1) JSON gives no benefit over a Ruby DSL (like ActiveRecord migrations). Is
the schema file going to be consumed by client programs written in other
languages? (Even so, in that case, you should probably just define
ActiveRecord::Base.to_json_schema). Two languages are unnecessary when one
will suffice.

2) When you start to define the schema in code[ft. 1], rather than in the
database itself, you're leaving the Active Record pattern (as defined in
PoEAA) and should probably look at other patterns (and the libraries that
implement them). Data Mapper/DataMapper would probably be a good fit here.

Also, you're loosing the benefits that migrations give of dealing with changes
to the schema over time non-destructively. Dr Nic's Sexy Migrations did
something that would diff a single schema file with the existing DB schema,
but this is not the default solution.

3) Automatically generating forms from a model has tempted many Rails
developers over the years. A rudimentary method would be possible using the
existing reflection data (i.e. no need for a JSON schema DSL) and some added
metadata. Google "rails admin ui" for some examples.

However, "metadata" can easily turn into "writing forms in the model instead
of the view" (I've seen it happen). That's why I'd avoid this.
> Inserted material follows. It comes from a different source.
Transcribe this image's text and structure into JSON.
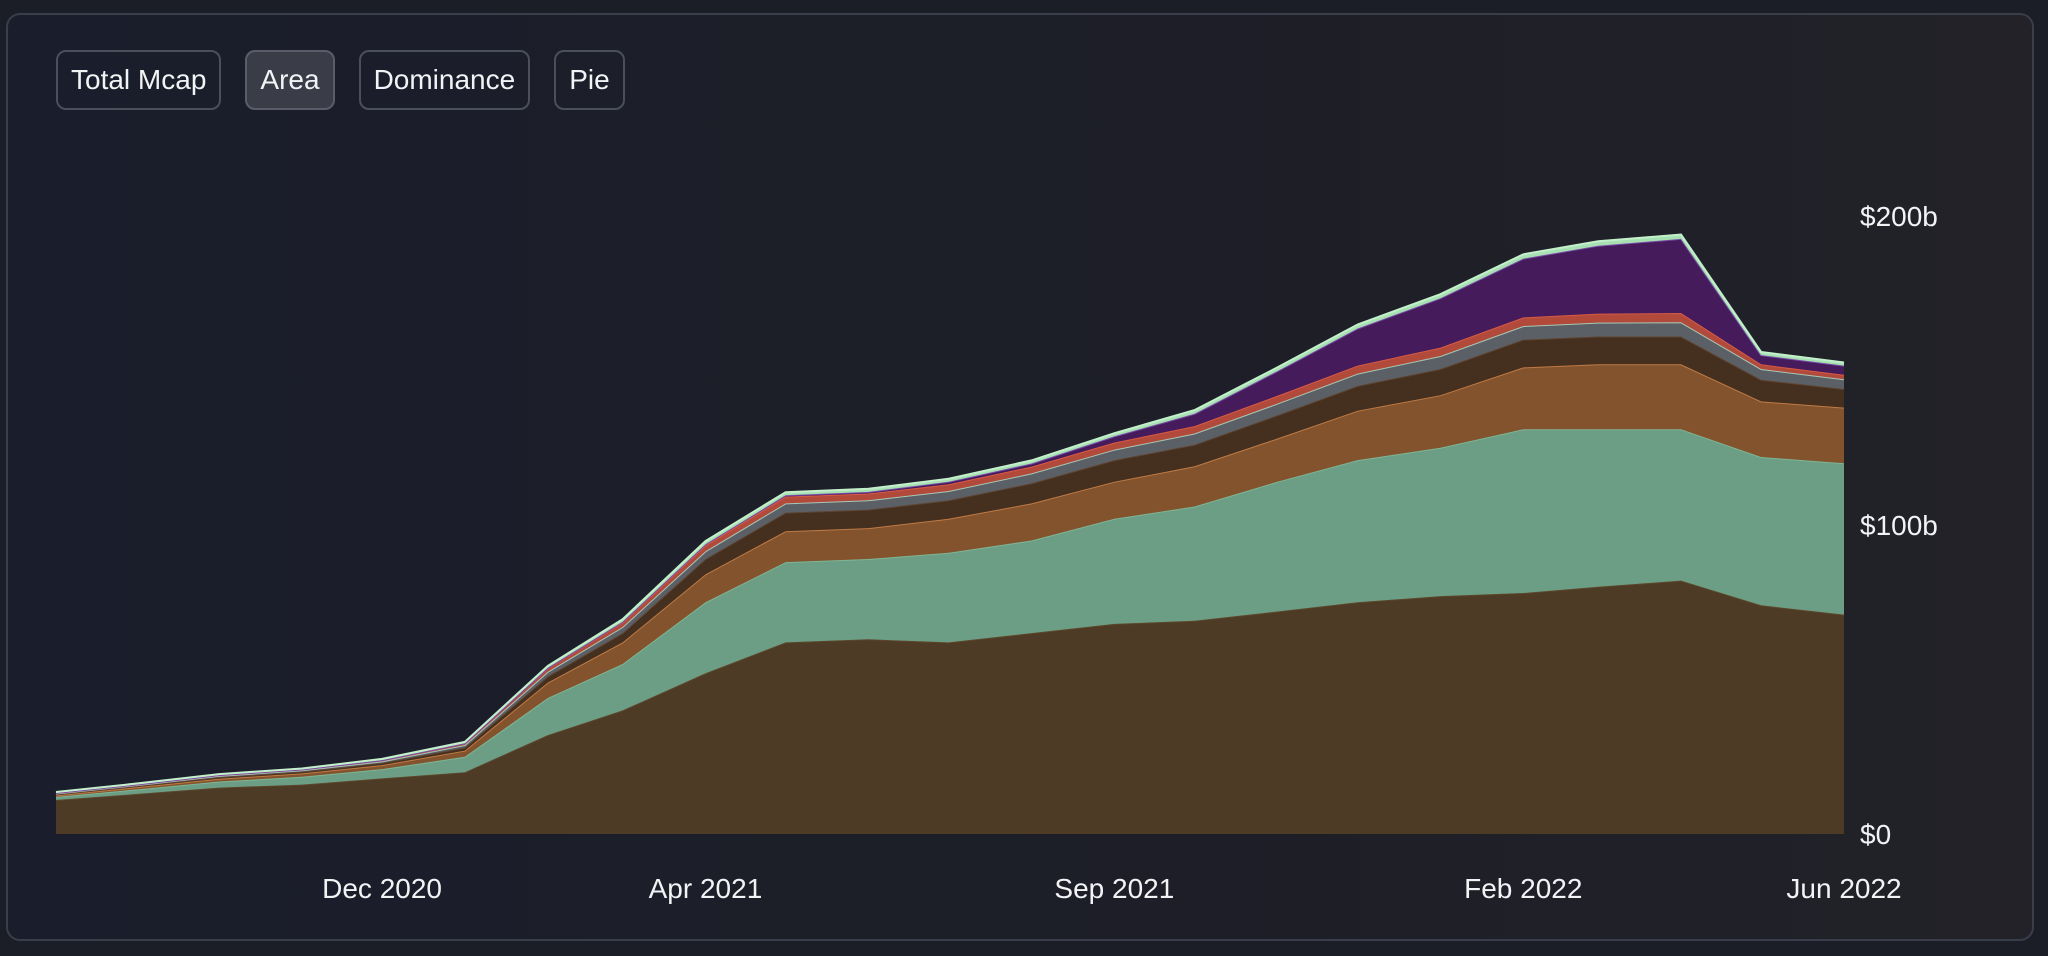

Also any forms more advanced than a simple create/edit interface and you're
probably going to end up writing a partial anyway, especially if you need to
add markup for formatting (e.g. how do you control if the generated form
vertically or horizontally oriented? Meant to go in a table with others or
independent?).

ft. 1: Rails' Migrations are a special case. They should be a seen as a
separate system from the ORM that was created later on to manage the
complexity of changing schema. ActiveRecord classes still define their fields
based on reflection from the database.

------
jrockway
This is what he actually wants: <http://www.lukas-
renggli.ch/smalltalk/magritte>

------
bokchoi
Should change the title to begin with "I want..."